11/28/2022

Burro ou cão? (Conto), de Coelho Neto

BURRO OU CÃO?

Burro ou cão? E Melquisedeque da Silva, de mãos nos bolsos, media, a largas passadas, o seu quarto de sábio e celibatário com uma dúvida no espírito, mais incoercível que a de Hamlet: Burro ou cão? 

A máscara de burro, um primor, lembrava a cabeça asinina que Puck fez crescer sobre os ombros de Bottom, a de cão era tão perfeita que o velho Pachá andava pelos cantos erriçado, desconfiado, a roncar. Melquisedeque não se decidia e, hesitante, queimava charutos e era tanta a fumaça no aposento que as estantes, altas e atochadas de preciosos volumes, desapareciam abrumadas pelo fumo, menos denso, entretanto, do que a dúvida que escurecia o claro espírito do profundo psicólogo. Burro ou cão? 

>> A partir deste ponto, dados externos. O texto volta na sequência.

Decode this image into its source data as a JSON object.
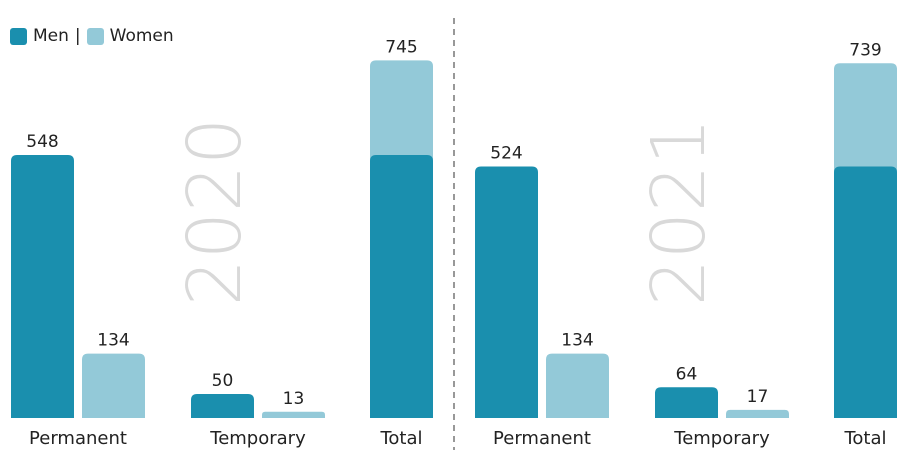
{
  "chart_data": {
    "type": "bar",
    "legend": {
      "men_label": "Men",
      "separator": "|",
      "women_label": "Women",
      "placement": "top-left"
    },
    "colors": {
      "men": "#1a8fae",
      "women": "#93c9d8",
      "year_text": "#d9d9d9",
      "divider": "#777777"
    },
    "grid": false,
    "panels": [
      {
        "year": "2020",
        "categories": [
          "Permanent",
          "Temporary",
          "Total"
        ],
        "series": [
          {
            "name": "Men",
            "values": [
              548,
              50,
              null
            ]
          },
          {
            "name": "Women",
            "values": [
              134,
              13,
              null
            ]
          }
        ],
        "total": {
          "men": 548,
          "women": 197,
          "label": "745"
        },
        "labels": {
          "permanent_men": "548",
          "permanent_women": "134",
          "temporary_men": "50",
          "temporary_women": "13"
        }
      },
      {
        "year": "2021",
        "categories": [
          "Permanent",
          "Temporary",
          "Total"
        ],
        "series": [
          {
            "name": "Men",
            "values": [
              524,
              64,
              null
            ]
          },
          {
            "name": "Women",
            "values": [
              134,
              17,
              null
            ]
          }
        ],
        "total": {
          "men": 524,
          "women": 215,
          "label": "739"
        },
        "labels": {
          "permanent_men": "524",
          "permanent_women": "134",
          "temporary_men": "64",
          "temporary_women": "17"
        }
      }
    ]
  }
}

Quando entrei para consultar o meu esclarecido amigo sobre um aforismo complicado de Mêncio, o espanto reteve-me à porta, sobre um velho atlas de etnografia que servia de capacho. Não vi Melquisedeque, o que vi foi uma espécie de Anúbis, de quinzena, contemplando-se a um espelho com serenidade. O velho Pachá bufava trepado na mais alta estante, com os olhos rebrilhando como duas brasas. Por fim o cynecephalo voltou-se para o meu lado, e, em vez de ladrar, disse-me com intimidade: “entra, homem”; e logo reconheci a voz do meu erudito amigo que, para tranquilizar-me, retirando a máscara, mostrou-me o seu rosto magro e pálido onde a barba crescida punha uma arrepiada sombra. 

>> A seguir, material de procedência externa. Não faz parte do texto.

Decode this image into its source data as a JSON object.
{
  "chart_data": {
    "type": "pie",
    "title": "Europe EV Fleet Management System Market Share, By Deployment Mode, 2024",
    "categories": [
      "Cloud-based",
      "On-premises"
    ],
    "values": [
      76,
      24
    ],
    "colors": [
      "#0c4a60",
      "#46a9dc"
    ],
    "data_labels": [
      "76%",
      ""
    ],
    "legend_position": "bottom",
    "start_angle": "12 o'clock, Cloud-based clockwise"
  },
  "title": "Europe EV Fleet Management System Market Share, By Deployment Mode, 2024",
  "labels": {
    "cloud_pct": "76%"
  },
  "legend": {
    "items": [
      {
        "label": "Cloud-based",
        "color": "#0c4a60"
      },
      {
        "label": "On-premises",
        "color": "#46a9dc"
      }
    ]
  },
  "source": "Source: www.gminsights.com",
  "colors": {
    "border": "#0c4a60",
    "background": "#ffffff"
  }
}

— Que capricho é esse, Melquisedeque? O sábio encolheu os ombros estreitos e sentou-se cansadamente, com um suspiro. Vais sair fantasiado? De novo encolheu os ombros com indiferença. Por fim, depois de alisar a fronte vasta, perguntou-me: 

— Que dizes: burro ou cão? 

— Burro ou cão?! Não te compreendo, Melquisedeque. Intimamente eu sentia um alvoroço contando com uma nova e arguta sutileza filosófica e cravei os olhos na face macilenta do austero homem. 

— Não me compreendes? 

— Não. 

— Pois não há dificuldade alguma na minha pergunta. Senta-te e ouve. Sentei-me e dispus-me a ouvir a palavra, sempre fecunda, do grande e desconhecido comentador dos moralistas chineses. 

— Sabes que fui de novo, preterido por um mocinho chamado Alfredo, filho de um chefe político que dispõe de uma centena de votos por aí algures. Estou vivendo dos meus livros e, levantando o braço direito, o mesmo que ele eleva para os céus, à noite, para indicar-me as constelações luminosas, mostrou-me uma das estantes, consideravelmente desfalcada. 

— Estás vendendo os teus livros, Melquisedeque?! Exclamei pasmado e indignado. 

— Alguns. Que hei de fazer? O senhorio e o estômago são exigentes. Mas, vamos ao caso: fui preterido e queres saber por quê? 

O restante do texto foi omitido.